Harry J. Holzer: I started out having no intention to talk about trade policy, but I must respond to the unanimous bashing of my profession. Number one, neoclassical trade theory, while very incomplete, has enormous explanatory and predictive power. Maybe I’m nuts, but a billion people have risen out of abject poverty in China, in India, in Brazil, in many other places, and I think that’s great. It would not have happened without a lot of the trade developments that my friends here have roundly criticized.

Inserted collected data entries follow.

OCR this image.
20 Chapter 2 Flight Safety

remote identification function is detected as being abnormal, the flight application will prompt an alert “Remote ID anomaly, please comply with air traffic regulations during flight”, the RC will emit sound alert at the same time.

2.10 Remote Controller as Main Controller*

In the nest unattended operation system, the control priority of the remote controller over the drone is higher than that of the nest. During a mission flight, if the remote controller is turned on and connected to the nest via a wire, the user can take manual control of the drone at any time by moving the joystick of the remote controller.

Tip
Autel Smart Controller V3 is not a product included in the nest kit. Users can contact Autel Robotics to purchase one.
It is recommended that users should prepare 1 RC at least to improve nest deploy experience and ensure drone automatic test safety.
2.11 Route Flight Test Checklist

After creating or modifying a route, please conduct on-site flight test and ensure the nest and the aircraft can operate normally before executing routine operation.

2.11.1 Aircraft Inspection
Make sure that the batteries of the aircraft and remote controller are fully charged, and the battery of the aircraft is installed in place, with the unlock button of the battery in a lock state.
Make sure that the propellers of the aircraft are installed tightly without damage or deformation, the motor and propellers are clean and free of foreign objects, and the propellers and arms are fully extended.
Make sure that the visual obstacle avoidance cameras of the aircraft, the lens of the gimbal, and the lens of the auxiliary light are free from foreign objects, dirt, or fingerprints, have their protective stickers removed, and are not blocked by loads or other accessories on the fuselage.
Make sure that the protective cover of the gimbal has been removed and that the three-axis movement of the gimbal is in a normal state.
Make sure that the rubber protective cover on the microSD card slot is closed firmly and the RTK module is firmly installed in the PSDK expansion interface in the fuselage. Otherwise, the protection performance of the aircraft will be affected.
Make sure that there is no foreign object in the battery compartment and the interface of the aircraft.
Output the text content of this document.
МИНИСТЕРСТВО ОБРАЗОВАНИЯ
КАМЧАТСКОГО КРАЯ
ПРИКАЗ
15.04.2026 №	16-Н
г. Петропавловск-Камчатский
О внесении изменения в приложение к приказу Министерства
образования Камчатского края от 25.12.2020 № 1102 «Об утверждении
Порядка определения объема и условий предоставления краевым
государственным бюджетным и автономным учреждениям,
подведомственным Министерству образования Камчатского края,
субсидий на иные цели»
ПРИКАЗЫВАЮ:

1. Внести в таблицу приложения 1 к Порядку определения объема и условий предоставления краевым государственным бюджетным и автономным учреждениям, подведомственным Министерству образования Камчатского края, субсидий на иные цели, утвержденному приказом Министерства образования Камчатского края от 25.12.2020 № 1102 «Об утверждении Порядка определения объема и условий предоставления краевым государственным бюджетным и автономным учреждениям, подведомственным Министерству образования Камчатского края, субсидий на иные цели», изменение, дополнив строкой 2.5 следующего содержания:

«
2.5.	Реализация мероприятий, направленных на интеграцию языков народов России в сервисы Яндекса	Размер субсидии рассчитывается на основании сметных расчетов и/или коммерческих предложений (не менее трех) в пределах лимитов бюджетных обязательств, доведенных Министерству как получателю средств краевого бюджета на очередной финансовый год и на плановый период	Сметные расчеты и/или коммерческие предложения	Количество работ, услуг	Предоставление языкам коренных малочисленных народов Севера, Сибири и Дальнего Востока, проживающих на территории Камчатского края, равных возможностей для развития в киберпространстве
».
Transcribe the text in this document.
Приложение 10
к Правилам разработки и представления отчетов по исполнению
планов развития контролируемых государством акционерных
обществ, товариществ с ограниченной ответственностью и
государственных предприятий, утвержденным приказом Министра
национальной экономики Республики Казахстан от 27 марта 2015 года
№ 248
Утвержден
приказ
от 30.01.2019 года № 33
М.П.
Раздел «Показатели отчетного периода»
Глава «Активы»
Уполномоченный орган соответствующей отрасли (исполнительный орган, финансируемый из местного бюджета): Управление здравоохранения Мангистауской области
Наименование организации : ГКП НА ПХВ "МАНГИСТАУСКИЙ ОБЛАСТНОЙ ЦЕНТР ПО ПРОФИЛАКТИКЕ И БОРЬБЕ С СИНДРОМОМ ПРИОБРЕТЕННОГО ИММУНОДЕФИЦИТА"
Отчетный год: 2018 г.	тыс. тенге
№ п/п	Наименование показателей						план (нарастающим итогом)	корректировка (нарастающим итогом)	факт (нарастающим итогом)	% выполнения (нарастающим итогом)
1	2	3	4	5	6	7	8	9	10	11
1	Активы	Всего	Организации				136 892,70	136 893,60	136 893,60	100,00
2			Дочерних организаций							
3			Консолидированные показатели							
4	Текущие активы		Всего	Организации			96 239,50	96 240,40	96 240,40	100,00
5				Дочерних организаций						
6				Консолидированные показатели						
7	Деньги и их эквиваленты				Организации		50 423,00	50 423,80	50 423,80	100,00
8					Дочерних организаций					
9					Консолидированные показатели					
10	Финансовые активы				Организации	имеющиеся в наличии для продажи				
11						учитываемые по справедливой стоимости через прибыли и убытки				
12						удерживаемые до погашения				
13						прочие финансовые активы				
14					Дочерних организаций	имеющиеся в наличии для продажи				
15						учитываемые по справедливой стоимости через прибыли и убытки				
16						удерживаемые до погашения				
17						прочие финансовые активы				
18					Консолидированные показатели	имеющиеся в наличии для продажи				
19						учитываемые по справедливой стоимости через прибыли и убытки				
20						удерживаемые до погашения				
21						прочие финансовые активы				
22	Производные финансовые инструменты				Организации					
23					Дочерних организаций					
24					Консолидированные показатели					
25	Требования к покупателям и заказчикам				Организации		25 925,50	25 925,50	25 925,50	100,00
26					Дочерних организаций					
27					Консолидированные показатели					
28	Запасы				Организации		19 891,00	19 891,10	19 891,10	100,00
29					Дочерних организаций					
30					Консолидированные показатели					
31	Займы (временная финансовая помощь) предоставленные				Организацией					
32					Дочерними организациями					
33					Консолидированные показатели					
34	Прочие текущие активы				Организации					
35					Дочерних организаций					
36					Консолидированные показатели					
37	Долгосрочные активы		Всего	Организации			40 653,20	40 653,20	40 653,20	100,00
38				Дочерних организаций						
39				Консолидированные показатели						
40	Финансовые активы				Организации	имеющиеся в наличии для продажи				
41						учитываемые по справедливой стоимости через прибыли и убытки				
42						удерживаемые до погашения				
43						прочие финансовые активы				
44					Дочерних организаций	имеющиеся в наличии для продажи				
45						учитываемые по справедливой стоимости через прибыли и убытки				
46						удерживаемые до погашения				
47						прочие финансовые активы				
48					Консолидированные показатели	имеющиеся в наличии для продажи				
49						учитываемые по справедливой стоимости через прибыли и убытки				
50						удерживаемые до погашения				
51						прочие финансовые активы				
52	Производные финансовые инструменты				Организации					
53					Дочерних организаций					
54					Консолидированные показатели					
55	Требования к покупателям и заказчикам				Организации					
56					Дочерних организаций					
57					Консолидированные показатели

How can we talk about America’s trade deficits without talking about how we overconsume in this country? And while we rail against China’s currency policy, and some of that railing is certainly justified, let’s keep it in context. If we successfully enable China to reduce the value of its currency by some amount, by how much would that reduce the overall trade deficit? I would guess it’s more modest than some of you have suggested.

About the last decade: I think we’ve made progress because we started to think about improving worker education and skills, along with the quality of jobs. We started thinking about skills and jobs in a more coherent fashion, making sure that education policy is not just about raising test scores, although that’s an important thing to do. It’s not just been about getting more people into college. It’s been about making sure many more people complete college, reducing the enormous dropout rates we had seen previously. It’s been about improving completion rates at two-year as well as four-year colleges, making sure people come out with certifications and skills that prepare them for the good jobs our economy is in fact generating in 2021. We also used apprenticeships and high-quality career and technical education, plus better labor-market services and information, to make sure that more workers are getting the skills that are actually relevant for getting good jobs, while we encouraged employers to create more such jobs with tax credits and technical assistance.